В Англии в 1960-е годы ассоциировался прежде всего с анти-военным движением. В США - с пацифистским. В некоторых фундаменталистских баптистских кругах ("талибаптисты", так я бы перевел американское "талибангелики") считают этот знак сатанистским - "За мир без Христа", видя в нём крест с обломанными перекладинами. Другое враждебное толкование: это отпечаток когтей ворона, это перевёрнутый крест. В США символ в том же году привёз сподвижник Мартина Лютера Кинга Баярд Растин. Некоторые христианские активисты мирного движения модифицировали символ, подняв перекладины так, чтобы получался крест. Символ сознательно не ставился под защиту авторских прав, использовать его можно совершенно бесплатно.
В ноябре 2006 г. председатель комитета домовладельцев городка Пагоса Спрингс (300 км. от Денвера, США) Боб Кирнс потребовал от Лайзы Дженсен снять со стены дома венок в виде символа мира (на фото ниже). Он заявил, что у многих домовладельцев сыновья служат в Ираке, их чувства могут быть оскорблены. В городке принят кодекс домовладельцев, по которому наружные украшения должны быть согласованы с мэрией. Все пятеро членов комитета домовладельцев выступили в поддержку Дженсен, заявив, что это всего лишь праздничный венок к Рождеству, а не антивоенная пропаганда. Кирнс уволил всех пятерых (АР). Городок из двухсот домов является своеобразным частным клубом, в котором могут быть и ограничены права домовладельцев.
Почитание чудотворных изображений объединяет христианскую традицию с древнегреческой. Примечательно, что греки оставили больше упоминаний о чудотворящих статуях - живопись находилась на втором плане.

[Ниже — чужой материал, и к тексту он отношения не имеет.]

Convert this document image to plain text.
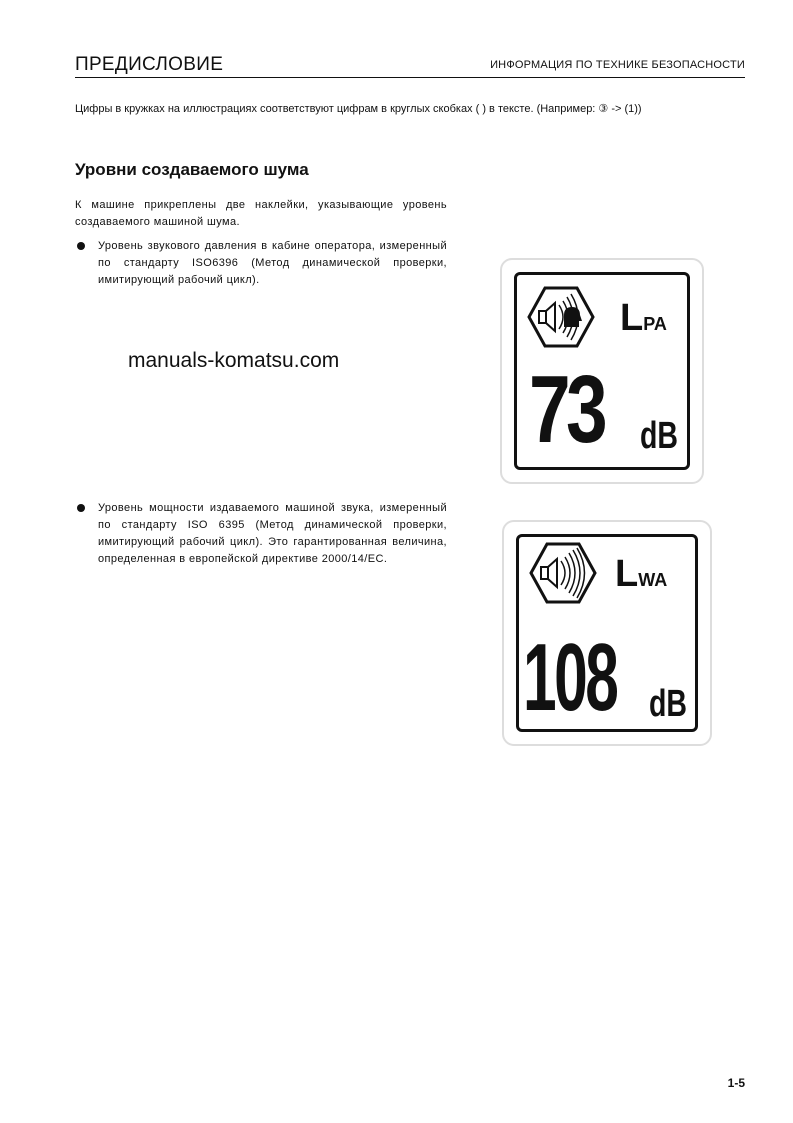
ПРЕДИСЛОВИЕ	ИНФОРМАЦИЯ ПО ТЕХНИКЕ БЕЗОПАСНОСТИ
Цифры в кружках на иллюстрациях соответствуют цифрам в круглых скобках ( ) в тексте. (Например: ③ -> (1))
Уровни создаваемого шума
К машине прикреплены две наклейки, указывающие уровень создаваемого машиной шума.
Уровень звукового давления в кабине оператора, измеренный по стандарту ISO6396 (Метод динамической проверки, имитирующий рабочий цикл).
manuals-komatsu.com
Уровень мощности издаваемого машиной звука, измеренный по стандарту ISO 6395 (Метод динамической проверки, имитирующий рабочий цикл). Это гарантированная величина, определенная в европейской директиве 2000/14/EC.
LPA
73 dB
LWA
108 dB
1-5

Разумеется, распространённый в России миф о том, будто православие не почитает статуй, есть продукт незнания. Достаточно вспомнить почитание статуи Николы Можайского, которое отличить от почитания какой-нибудь статуи Аполлона невозможно. Те же три основных критерий: образ должен приносить конкретную пользу почитателям. Часто это означало специализацию на исцелении определённой болезни. Образ должен был прийти с небес, он был продолжением божества, а не делом человеческих рук. В этом смысле все библейские выпады в адрес "творений рук человеческих" били мимо цели, ибо почитали-то как раз "нерукотворные" (сюда же относится почитание метеоритов). В-третьих, образ должен был явно проявлять свою одухотворённость: кровоточить, говорить, покрываться потом, петь, говорить, двигаться. Все три признака редко соединялись, чаще встречался какой-то один из трёх.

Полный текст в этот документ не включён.